The new law guarantees that fast-food workers get a seat at the table on the Fast Food Council, ensuring they have a voice in determining their working conditions and pay. More than half a million fast-food workers from across California will have the power to raise standards in terms of wages, freedom from discrimination and harassment, and other issues.
There are many different ways that workers increase our wages—traditional collective bargaining, civil service processes, prevailing wage and wage boards. We are excited to see this model emerge in California. A.B. 257 is one more example of addressing the tremendous need to repair our broken labor law system, which creates absurd barriers to millions of working people who would join a union immediately if the process were not so stacked against us.

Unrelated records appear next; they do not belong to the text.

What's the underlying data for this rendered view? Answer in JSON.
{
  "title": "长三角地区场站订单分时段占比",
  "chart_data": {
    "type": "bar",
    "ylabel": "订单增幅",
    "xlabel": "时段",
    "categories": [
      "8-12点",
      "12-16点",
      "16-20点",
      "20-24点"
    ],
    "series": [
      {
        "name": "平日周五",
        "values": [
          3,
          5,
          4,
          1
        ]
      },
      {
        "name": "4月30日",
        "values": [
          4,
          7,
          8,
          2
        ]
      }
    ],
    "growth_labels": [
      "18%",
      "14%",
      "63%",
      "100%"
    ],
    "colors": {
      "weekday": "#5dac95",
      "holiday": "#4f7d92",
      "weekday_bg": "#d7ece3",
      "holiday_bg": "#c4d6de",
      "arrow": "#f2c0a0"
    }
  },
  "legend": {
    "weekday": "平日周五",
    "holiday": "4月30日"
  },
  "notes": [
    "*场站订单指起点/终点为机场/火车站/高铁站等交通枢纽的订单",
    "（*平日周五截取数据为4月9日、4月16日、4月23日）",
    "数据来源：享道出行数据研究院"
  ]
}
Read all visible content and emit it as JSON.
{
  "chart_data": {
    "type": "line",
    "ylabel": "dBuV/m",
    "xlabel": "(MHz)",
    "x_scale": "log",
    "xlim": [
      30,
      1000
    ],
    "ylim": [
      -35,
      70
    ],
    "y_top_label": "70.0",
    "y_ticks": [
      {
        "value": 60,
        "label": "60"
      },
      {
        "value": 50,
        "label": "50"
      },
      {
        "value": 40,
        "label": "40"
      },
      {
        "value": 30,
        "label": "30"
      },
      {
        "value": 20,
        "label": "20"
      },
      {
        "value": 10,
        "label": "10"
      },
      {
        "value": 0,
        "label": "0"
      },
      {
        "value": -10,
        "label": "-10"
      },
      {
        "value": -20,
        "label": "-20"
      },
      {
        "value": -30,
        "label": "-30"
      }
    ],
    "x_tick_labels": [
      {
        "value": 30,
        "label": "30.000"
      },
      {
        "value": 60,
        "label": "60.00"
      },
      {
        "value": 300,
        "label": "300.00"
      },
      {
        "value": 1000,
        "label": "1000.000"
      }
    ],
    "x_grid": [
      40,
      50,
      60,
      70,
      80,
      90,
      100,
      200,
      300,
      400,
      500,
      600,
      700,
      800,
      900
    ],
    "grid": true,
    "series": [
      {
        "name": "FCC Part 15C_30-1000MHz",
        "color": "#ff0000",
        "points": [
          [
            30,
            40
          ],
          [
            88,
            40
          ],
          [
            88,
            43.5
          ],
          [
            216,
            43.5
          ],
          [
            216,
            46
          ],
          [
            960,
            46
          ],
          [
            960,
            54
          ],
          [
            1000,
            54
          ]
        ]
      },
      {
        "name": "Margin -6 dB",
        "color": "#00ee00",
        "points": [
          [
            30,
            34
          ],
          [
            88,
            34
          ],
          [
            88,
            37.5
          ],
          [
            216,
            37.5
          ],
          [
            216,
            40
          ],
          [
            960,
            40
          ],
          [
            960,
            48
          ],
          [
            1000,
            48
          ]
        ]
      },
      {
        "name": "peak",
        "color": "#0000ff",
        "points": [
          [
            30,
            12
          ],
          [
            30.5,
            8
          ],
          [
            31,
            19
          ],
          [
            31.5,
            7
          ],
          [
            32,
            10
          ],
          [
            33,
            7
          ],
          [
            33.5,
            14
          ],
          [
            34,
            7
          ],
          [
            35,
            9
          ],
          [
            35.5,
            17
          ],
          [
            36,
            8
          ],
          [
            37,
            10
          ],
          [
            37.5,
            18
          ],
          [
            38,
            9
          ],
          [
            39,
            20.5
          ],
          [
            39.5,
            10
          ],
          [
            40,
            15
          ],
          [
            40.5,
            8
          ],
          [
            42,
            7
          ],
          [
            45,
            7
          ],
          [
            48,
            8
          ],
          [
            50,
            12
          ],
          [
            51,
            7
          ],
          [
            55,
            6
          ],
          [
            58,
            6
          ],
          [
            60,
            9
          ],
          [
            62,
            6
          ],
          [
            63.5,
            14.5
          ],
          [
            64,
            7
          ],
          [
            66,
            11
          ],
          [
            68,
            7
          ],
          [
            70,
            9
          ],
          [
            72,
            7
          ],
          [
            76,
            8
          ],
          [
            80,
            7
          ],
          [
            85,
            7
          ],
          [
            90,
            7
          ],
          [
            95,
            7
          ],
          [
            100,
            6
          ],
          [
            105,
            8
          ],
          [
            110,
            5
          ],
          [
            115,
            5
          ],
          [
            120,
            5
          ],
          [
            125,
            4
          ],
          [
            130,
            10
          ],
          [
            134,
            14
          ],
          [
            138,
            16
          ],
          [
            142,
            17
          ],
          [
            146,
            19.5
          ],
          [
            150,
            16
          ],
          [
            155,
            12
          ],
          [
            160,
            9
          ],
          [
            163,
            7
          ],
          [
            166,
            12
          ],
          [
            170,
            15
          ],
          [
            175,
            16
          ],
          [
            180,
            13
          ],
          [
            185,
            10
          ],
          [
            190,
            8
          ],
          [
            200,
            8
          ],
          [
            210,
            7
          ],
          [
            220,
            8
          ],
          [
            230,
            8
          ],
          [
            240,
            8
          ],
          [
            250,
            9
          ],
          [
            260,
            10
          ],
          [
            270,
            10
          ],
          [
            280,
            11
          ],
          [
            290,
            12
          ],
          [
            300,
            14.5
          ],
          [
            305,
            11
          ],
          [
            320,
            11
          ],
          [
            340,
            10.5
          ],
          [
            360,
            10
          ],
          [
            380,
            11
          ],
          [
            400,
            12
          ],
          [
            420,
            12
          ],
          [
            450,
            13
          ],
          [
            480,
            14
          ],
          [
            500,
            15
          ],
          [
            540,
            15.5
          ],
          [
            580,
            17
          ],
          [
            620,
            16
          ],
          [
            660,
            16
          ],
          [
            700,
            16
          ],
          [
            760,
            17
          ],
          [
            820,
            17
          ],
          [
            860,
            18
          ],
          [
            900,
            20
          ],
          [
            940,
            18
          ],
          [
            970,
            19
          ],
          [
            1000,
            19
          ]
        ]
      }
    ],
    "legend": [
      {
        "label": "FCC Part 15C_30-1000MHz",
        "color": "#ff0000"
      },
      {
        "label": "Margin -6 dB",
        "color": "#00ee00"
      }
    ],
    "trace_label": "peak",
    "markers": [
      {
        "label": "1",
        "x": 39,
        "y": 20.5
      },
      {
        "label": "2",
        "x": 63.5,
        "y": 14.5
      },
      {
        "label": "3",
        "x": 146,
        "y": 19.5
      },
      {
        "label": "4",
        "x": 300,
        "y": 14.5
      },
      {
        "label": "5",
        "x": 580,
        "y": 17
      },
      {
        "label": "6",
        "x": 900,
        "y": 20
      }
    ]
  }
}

The AFL-CIO wants every fast-food worker in the United States to be able to join a union. The passage of A.B. 257 gives workers the power of a much-needed voice and brings us closer to that goal. Raising wages for fast-food workers will help vulnerable communities, particularly the Black, Brown and immigrant women who make up the vast majority of fast-food workers in California. This is part of the national wave of worker activism and organizing. Employers need to listen to their workers who are demanding unions and a voice on the job and work with them. Starbucks, McDonald’s, Amazon, Delta—all need to stop fighting their own workers who clearly desire engaging in collective action and having a seat at the bargaining table.
“Governor Newsom’s signature on AB 257 makes this Labor Day a historic one and shows what’s possible when working people unite and raise our voices,” said Anneisha Williams, a Los Angeles fast-food worker and leader in the Fight for $15 and a Union. “We’ve gone on strike, marched in the streets and rallied across the state to make sure our demand for a voice on the job was heard even as powerful corporations pulled out all the stops to silence us. We look forward to having a say in creating safe and healthy workplaces across the fast-food industry and to AB 257 serving as a model for workers across the country who desperately need a seat at the table.”